Like it or not, she was not the same as other people. And apparently, people did expect her to change the world in a month.

She sighed and made her way to the edge of the orangery. It was raining, and the water hit the glass walls with satisfying pats. The sound was even and regular, like a well-trained percussor in an orchestra.

She missed music. She’d had young Mozart out to perform, but other than that—

Charlotte looked at her hand. She’d picked an orange without realizing it. She turned and looked at Brimsley, five paces away as always.

“I have picked my own orange,” she said.

His face remained impassive. “You have, Your Majesty.”

Charlotte looked around. “Where are the men who serve the orangery?”

“They are not needed, Your Majesty.”

“You dismissed them?”

“You pick your own oranges now, Your Majesty,” Brimsley explained.

“You did not tell me they would be dismissed.”

“You would not have a discussion, Your Majesty.”

No one had told her . . .

If she’d known . . .

Brimsley should have tried harder to tell her.

Or maybe she should have listened.

She stared at the orange in her hand. “You have it,” she said to Brimsley. She’d lost her appetite.

* * *

Charlotte was still feeling contemplative and unsettled later that night. It was an even day, and she was in George’s room, in bed. She was still thinking about that orange, and the two men who had lost their positions because she had not bothered to ask questions.

She remembered another conversation she’d had with Brimsley, when he’d mentioned the doctor in the cellar.

It was time she started asking questions.

She sat up, tugging the sheets to cover her nudity, and looked at George. “Are you not well?”

He blinked, clearly startled by her question. “Was that not up to your standards? Because I felt that was quite—”

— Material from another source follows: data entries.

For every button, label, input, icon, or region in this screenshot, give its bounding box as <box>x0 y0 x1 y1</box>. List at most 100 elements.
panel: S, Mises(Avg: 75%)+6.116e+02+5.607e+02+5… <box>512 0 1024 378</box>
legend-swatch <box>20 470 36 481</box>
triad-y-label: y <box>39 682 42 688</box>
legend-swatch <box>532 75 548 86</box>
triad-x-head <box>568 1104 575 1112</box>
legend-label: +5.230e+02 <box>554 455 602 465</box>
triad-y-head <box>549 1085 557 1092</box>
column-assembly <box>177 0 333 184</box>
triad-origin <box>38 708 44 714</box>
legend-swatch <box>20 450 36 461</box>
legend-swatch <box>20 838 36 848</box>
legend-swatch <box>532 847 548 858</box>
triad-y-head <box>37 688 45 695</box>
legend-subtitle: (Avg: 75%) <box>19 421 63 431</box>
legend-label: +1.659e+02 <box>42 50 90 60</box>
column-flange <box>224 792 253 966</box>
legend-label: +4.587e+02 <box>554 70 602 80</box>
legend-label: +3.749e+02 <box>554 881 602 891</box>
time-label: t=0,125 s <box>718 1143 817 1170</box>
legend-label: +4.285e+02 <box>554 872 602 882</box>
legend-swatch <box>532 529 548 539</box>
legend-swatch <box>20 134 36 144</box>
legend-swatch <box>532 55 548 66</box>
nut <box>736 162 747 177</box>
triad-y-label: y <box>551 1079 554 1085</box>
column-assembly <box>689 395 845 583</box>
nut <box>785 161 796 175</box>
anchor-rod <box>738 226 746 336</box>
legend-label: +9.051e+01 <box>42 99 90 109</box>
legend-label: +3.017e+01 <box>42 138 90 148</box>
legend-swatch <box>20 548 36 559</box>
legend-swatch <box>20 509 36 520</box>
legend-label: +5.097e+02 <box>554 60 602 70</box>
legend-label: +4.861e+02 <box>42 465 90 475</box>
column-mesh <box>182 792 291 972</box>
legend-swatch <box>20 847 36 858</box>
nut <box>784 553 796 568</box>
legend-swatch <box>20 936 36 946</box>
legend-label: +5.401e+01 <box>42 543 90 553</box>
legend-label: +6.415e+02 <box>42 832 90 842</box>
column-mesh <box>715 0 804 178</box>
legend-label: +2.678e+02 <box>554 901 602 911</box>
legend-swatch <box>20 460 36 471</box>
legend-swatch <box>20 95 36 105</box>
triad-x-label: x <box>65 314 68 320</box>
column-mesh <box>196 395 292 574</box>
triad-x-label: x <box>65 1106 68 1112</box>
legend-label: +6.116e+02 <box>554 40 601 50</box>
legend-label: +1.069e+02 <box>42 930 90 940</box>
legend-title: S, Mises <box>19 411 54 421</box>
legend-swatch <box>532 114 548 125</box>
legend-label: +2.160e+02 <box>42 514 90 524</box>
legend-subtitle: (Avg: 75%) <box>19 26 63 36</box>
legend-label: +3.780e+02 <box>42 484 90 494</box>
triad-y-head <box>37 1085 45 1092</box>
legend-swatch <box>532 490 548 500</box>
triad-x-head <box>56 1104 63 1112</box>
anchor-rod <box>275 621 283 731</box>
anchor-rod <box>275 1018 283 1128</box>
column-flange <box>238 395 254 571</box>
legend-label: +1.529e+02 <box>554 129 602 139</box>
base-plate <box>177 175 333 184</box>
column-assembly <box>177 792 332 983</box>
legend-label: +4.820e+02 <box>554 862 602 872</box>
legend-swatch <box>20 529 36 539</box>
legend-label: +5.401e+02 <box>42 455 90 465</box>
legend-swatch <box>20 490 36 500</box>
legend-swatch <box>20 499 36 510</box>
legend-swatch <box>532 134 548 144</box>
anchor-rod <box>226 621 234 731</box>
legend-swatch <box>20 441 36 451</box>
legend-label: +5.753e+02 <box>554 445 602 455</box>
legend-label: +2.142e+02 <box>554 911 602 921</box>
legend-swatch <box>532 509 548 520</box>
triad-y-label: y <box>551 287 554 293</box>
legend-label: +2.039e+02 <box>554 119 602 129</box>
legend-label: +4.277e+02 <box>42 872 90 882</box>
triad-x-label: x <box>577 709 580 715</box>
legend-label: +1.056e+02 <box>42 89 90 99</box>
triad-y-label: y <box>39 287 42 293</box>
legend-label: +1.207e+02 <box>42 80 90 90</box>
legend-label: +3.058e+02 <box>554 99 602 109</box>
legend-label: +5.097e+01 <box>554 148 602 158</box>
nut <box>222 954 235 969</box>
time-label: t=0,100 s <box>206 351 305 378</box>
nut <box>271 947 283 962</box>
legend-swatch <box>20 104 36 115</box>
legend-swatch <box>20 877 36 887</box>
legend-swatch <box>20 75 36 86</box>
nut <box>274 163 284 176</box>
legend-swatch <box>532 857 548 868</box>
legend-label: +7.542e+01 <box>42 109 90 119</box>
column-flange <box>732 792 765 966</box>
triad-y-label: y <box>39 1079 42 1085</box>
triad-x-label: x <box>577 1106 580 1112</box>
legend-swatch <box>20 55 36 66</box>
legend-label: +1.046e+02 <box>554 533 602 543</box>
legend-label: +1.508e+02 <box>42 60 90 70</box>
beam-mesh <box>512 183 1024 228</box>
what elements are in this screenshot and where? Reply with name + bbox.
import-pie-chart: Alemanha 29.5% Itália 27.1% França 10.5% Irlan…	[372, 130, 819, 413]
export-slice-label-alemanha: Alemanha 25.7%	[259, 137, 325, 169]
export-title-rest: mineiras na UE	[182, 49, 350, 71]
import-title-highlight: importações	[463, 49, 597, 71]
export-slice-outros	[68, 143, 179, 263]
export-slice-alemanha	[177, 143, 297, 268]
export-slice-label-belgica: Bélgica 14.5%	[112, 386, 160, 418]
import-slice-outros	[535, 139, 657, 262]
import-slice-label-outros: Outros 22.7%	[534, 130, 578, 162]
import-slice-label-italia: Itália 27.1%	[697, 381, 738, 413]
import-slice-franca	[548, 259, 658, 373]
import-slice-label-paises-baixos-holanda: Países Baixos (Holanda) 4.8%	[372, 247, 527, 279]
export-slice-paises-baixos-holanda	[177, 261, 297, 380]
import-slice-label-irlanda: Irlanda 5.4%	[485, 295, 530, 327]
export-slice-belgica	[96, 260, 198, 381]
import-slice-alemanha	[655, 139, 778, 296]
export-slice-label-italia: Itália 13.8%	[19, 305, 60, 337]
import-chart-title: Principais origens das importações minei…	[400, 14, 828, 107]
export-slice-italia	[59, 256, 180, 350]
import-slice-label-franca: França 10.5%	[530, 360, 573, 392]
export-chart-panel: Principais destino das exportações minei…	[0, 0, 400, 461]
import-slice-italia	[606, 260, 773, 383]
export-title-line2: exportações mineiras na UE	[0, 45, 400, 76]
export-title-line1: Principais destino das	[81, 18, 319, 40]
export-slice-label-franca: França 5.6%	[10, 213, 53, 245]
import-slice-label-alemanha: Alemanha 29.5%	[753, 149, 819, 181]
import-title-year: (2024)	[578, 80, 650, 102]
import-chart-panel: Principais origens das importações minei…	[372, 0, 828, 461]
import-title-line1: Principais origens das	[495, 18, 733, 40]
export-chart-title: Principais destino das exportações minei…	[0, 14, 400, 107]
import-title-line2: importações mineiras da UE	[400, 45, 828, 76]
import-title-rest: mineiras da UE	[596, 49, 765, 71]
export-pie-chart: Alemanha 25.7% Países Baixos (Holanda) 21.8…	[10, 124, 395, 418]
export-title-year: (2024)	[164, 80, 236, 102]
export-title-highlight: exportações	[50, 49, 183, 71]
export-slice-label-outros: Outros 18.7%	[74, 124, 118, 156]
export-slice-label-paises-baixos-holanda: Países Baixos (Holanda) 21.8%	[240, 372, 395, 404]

“No,” she said, cutting him off. “You saw a doctor the other day. In the cellar.”

She watched him closely, but his face betrayed nothing.

“I’m not sure what you mean,” he said. But his tone was too careful.

“It was Coronation Day,” she said.

“And you were in the cellar?”

“Brimsley was. He saw you.”

“Ah.”

She waited for him to say more. When he did not, she suppressed an exasperated sigh and said, “That is all you’re going to say? Ah?”

He picked at the sheets with his fingers. “I do not like being spied upon by your servant.”

“He wasn’t spying on you. He was down there for— Well, I don’t know why he was down there. He just was. And he saw you. With a doctor. But not the Royal Physician. He said it was someone else.”

George frowned. Charlotte could not tell if he was trying to remember the occasion or decide what to say.

“You say it was Coronation Day?” he finally replied. “That was why. The Crown must be examined on Coronation Day.”

“In the cellar?”

He shrugged.

“You would think they would want to examine the Queen as well,” she said. “It is all anyone cares about. Me making a baby. You would think there would be doctors all over me.”